Association column: “An extraordinary year for the German fund market”

Thomas Richter, chief executive of BVI – the German Investment Funds Association – reflects on how the country’s asset management industry handled the pandemic in 2020.

2020 was an extraordinary year for the German fund market. Not only did funds record the third-best sales year despite the corona crisis, they also posted record holdings of €3,850 billion, underscoring the importance of funds for retirement provisions and the benefits of stable distribution channels during market turmoil. 

The German fund industry’s growth trend continued unabated. New business of retail funds and Spezialfonds for institutional investors amounted to €126 billion by year end. Sustainable retail funds in particular recorded inflows of €20.6 billion net. As a result, sustainable funds contributed almost half of the retail fund segment’s new business in 2020. Germany remains the largest fund market in Europe.

According to the European Central Bank, it accounts for 23% of all fund assets held by investors in Europe, followed by France and the UK with 14% each. 

Preventing panic
The strong performance has a couple of reasons. First, retail investors did not panic when the markets temporarily slumped in March last year. This may partly be due to the simple fact that the quick recovery of the stock markets did not leave enough time for fire sales. But, more importantly, sales teams and commission-based financial advisers obviously managed to calm down their retail clients, preventing a panic-driven reaction. This, combined with a favourable climate for funds created by record low interest rates, encouraged private households in Germany to invest €5.8 billion in investment funds in the first quarter 2020, whilst in the UK they withdraw €8.8 billion and in the Netherlands €2 billion. This is certainly due to the ban on commissions in both countries. 

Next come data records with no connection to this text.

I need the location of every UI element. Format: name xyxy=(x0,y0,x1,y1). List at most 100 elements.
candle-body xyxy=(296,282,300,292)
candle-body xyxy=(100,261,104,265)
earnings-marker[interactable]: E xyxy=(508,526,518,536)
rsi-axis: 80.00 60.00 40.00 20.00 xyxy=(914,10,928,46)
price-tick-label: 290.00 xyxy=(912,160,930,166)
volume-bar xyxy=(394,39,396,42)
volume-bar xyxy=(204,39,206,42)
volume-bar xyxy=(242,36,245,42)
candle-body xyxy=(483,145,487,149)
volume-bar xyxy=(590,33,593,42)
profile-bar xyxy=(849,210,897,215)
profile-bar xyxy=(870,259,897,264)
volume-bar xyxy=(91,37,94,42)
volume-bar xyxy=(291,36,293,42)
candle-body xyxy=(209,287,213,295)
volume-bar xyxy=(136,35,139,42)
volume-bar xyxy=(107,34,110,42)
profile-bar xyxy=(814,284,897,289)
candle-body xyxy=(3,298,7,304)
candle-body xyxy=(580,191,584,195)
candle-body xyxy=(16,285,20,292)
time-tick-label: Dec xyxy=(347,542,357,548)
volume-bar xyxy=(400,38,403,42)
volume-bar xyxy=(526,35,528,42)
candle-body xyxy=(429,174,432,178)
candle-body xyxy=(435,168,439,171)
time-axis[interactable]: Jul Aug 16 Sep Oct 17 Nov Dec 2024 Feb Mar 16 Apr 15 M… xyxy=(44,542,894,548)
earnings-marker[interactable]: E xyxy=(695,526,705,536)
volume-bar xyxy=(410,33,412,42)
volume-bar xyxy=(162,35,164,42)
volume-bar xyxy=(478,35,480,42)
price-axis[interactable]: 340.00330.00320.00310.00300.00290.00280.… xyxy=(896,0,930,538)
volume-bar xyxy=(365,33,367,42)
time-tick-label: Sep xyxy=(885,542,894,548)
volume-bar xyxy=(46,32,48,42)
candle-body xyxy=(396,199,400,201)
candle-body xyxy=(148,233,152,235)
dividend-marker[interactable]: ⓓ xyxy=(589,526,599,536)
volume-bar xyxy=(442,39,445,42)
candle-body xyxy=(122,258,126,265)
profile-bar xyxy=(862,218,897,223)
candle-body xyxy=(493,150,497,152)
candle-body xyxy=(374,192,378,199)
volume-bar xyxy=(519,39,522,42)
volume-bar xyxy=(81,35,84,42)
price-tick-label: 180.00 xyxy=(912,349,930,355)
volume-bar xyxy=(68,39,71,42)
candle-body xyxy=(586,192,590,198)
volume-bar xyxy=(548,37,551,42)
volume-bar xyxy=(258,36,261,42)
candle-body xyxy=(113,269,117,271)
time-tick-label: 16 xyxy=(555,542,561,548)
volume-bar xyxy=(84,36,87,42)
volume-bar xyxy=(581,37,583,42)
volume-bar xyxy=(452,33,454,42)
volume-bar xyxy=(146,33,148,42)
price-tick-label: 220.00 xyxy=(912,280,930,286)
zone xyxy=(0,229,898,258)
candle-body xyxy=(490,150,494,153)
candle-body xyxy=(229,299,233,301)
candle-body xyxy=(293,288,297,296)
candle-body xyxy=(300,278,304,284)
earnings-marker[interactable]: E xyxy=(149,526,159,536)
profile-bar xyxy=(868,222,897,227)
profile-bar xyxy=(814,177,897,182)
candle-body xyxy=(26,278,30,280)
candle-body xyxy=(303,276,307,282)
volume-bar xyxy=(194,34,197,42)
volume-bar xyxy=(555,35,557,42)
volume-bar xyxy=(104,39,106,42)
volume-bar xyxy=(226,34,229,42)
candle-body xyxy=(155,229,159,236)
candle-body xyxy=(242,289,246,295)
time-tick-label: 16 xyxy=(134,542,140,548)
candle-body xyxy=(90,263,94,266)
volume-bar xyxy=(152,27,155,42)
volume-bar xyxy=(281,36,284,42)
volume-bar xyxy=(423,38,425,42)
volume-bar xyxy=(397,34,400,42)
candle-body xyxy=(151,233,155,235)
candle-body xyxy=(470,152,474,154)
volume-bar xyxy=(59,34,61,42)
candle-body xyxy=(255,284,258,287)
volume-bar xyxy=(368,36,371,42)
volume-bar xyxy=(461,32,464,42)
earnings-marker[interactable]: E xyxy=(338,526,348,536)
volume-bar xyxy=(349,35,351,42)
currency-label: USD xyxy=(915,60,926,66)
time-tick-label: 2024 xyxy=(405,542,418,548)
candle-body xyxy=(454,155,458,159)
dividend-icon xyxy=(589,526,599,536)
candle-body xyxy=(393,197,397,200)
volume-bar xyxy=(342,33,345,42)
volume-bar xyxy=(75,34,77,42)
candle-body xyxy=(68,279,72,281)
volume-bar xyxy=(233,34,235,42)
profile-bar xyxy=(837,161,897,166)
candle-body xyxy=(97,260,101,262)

In the second quarter, net sales in Germany and Europe already surpassed pre-Covid figures. In Spezialfonds, new business declined temporarily; after the best start to a first quarter since 2015, institutional investors sold a small number of fund units in April and May due to a need for liquidity. But here, again, the signs turned positive from June onwards. Fortunately, the slowdown in new business remained a temporary dip, which then turned into a rapid recovery.

Liquidity management
The fact that no fund had to be closed due to outflows of liquidity also had a calming effect on the fund market. Given this, strict and efficient fund liquidity management was crucial for the resilience of the fund market last year. Germany is a pioneer when it comes to liquidity management tools, e.g. by applying the stricter rules of the AIFM Directive on liquidity management to Ucits funds since 2013. Guidelines ensure effective processes (e.g. liquidity stress tests) for dealing with liquidity bottlenecks. And last but not least, open-end real estate funds are benefiting from the redemption period which was introduced in 2014 and has already proven its ability to prevent unmanageable outflows. Since March 2020, the German Investment Code (KAGB) includes swing pricing, gating, and redemption periods for securities funds as additional liquidity management tools, which have been smoothly implemented during the year. Now the German fund market has all necessary liquidity management tools in place to handle the next crises.

* By Thomas Richter, CEO of the German Investment Funds Association (BVI).